Due to their limited numbers, Rocky Mountain bighorn sheep remain on the endangered species list.
- Bighorn sheep can be found on the cliffs and steep hills on the road from Mammoth Hot Springs to Gardiner, Montana.
- Rocky outcrops in the Lamar Valley are also good places to look.
- A band of ewes and lambs are often spotted on Dunraven Pass.
Rocky Mountain bighorns inhabit the mountains from Canada south to New Mexico. A few hundred of these call Yellowstone National Park and the surrounding area their home.
- The animal has a stocky body, a white rump and a brown-gray coat.
- Researchers believe that Yellowstone’s annual bighorn sheep population averages between 150 and 225.
- Although Bighorn sheep prefer the grasses and sedges found in open meadows, they find safety on rocky ledges and rugged terrain.
- They are nimble and have a well-developed sense of balance, allowing them to seemingly walk on sheer cliffs and mountainsides.
- Although they look similar to goats, bighorn sheep are actually members of the cattle family.
- They live in herds year-round where the rams (males) engage in a fierce competition for mating rights every November and December.
- Although the rams fiercely butt one another in the head with horns weighing up to forty pounds, calcium deposits known as ossicones protect the animals from brain damage.
- Bighorn sheep also possess unique hooves. Hard and durable on the outside, the sheep’s hooves feature a spongy underside allowing them to grip rocks and leap effortlessly from one crag to another.
- When not busy wandering across Yellowstone’s steep terrain, bighorn sheep typically graze on grass and brush.
- The ewes have a keen sense of lurking danger from mountain lions, eagles, and coyotes and are responsible for leading the rest of the herd to safety atop peaks inaccessible to their predators.
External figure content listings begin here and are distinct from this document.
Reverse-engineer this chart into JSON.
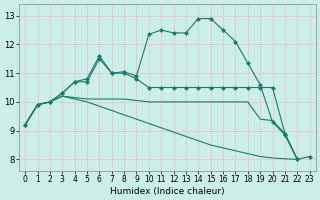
{
  "xlabel": "Humidex (Indice chaleur)",
  "bg_color": "#cceee8",
  "grid_color": "#e8c8c8",
  "line_color": "#1a7a6e",
  "marker": "D",
  "marker_size": 2.5,
  "xlim": [
    -0.5,
    23.5
  ],
  "ylim": [
    7.6,
    13.4
  ],
  "xticks": [
    0,
    1,
    2,
    3,
    4,
    5,
    6,
    7,
    8,
    9,
    10,
    11,
    12,
    13,
    14,
    15,
    16,
    17,
    18,
    19,
    20,
    21,
    22,
    23
  ],
  "yticks": [
    8,
    9,
    10,
    11,
    12,
    13
  ],
  "lines": [
    {
      "x": [
        0,
        1,
        2,
        3,
        4,
        5,
        6,
        7,
        8,
        9,
        10,
        11,
        12,
        13,
        14,
        15,
        16,
        17,
        18,
        19,
        20,
        21,
        22,
        23
      ],
      "y": [
        9.2,
        9.9,
        10.0,
        10.3,
        10.7,
        10.8,
        11.6,
        11.0,
        11.05,
        10.9,
        12.35,
        12.5,
        12.4,
        12.4,
        12.9,
        12.9,
        12.5,
        12.1,
        11.35,
        10.6,
        9.3,
        8.85,
        8.0,
        8.1
      ],
      "has_markers": true
    },
    {
      "x": [
        0,
        1,
        2,
        3,
        4,
        5,
        6,
        7,
        8,
        9,
        10,
        11,
        12,
        13,
        14,
        15,
        16,
        17,
        18,
        19,
        20,
        21,
        22
      ],
      "y": [
        9.2,
        9.9,
        10.0,
        10.3,
        10.7,
        10.7,
        11.5,
        11.0,
        11.0,
        10.8,
        10.5,
        10.5,
        10.5,
        10.5,
        10.5,
        10.5,
        10.5,
        10.5,
        10.5,
        10.5,
        10.5,
        8.9,
        8.0
      ],
      "has_markers": true
    },
    {
      "x": [
        0,
        1,
        2,
        3,
        4,
        5,
        6,
        7,
        8,
        9,
        10,
        11,
        12,
        13,
        14,
        15,
        16,
        17,
        18,
        19,
        20,
        21,
        22
      ],
      "y": [
        9.2,
        9.9,
        10.0,
        10.2,
        10.15,
        10.1,
        10.1,
        10.1,
        10.1,
        10.05,
        10.0,
        10.0,
        10.0,
        10.0,
        10.0,
        10.0,
        10.0,
        10.0,
        10.0,
        9.4,
        9.35,
        8.9,
        8.0
      ],
      "has_markers": false
    },
    {
      "x": [
        0,
        1,
        2,
        3,
        4,
        5,
        6,
        7,
        8,
        9,
        10,
        11,
        12,
        13,
        14,
        15,
        16,
        17,
        18,
        19,
        20,
        21,
        22
      ],
      "y": [
        9.2,
        9.9,
        10.0,
        10.2,
        10.1,
        10.0,
        9.85,
        9.7,
        9.55,
        9.4,
        9.25,
        9.1,
        8.95,
        8.8,
        8.65,
        8.5,
        8.4,
        8.3,
        8.2,
        8.1,
        8.05,
        8.02,
        8.0
      ],
      "has_markers": false
    }
  ]
}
- Even with their unusual sense of balance and comfort with climbing steep terrain, bighorn sheep do occasionally fall off cliffs to their deaths.
Best Places for Viewing Bighorn Sheep
Bighorn are not often seen in Yellowstone; mainly because of the limited areas they are found. Look for them along the cliffs and steep hills on the road from Mammoth Hot Springs to Gardiner, Montana. Rocky outcrops in the Lamar Valley are also good places to look.
Summering bands of bighorn sheep are found in the Gallatin and Washburn Mountain Ranges, the Absarokas Mountains, and occasionally in the Red Mountains. On Dunraven Pass, a section of the Grand Loop Road in the Park, a band of ewes and lambs has become somewhat accustomed to summer traffic. These bighorns cause numerous traffic jams.
If you can get close to a bighorn sheep, you must be something of a mountain goat yourself. However, when a herd of animals becomes accustomed to humans and their vehicles, there is a real danger of a collision between an animal and a car.
Please keep a wary eye out for bighorn sheep, especially in the rugged canyon areas, as they move back and forth across the road from rivers and streams to the rugged cliffs and mountainsides.
And as with all wildlife, feeding bighorn sheep jeopardizes their ability to forage for food for themselves.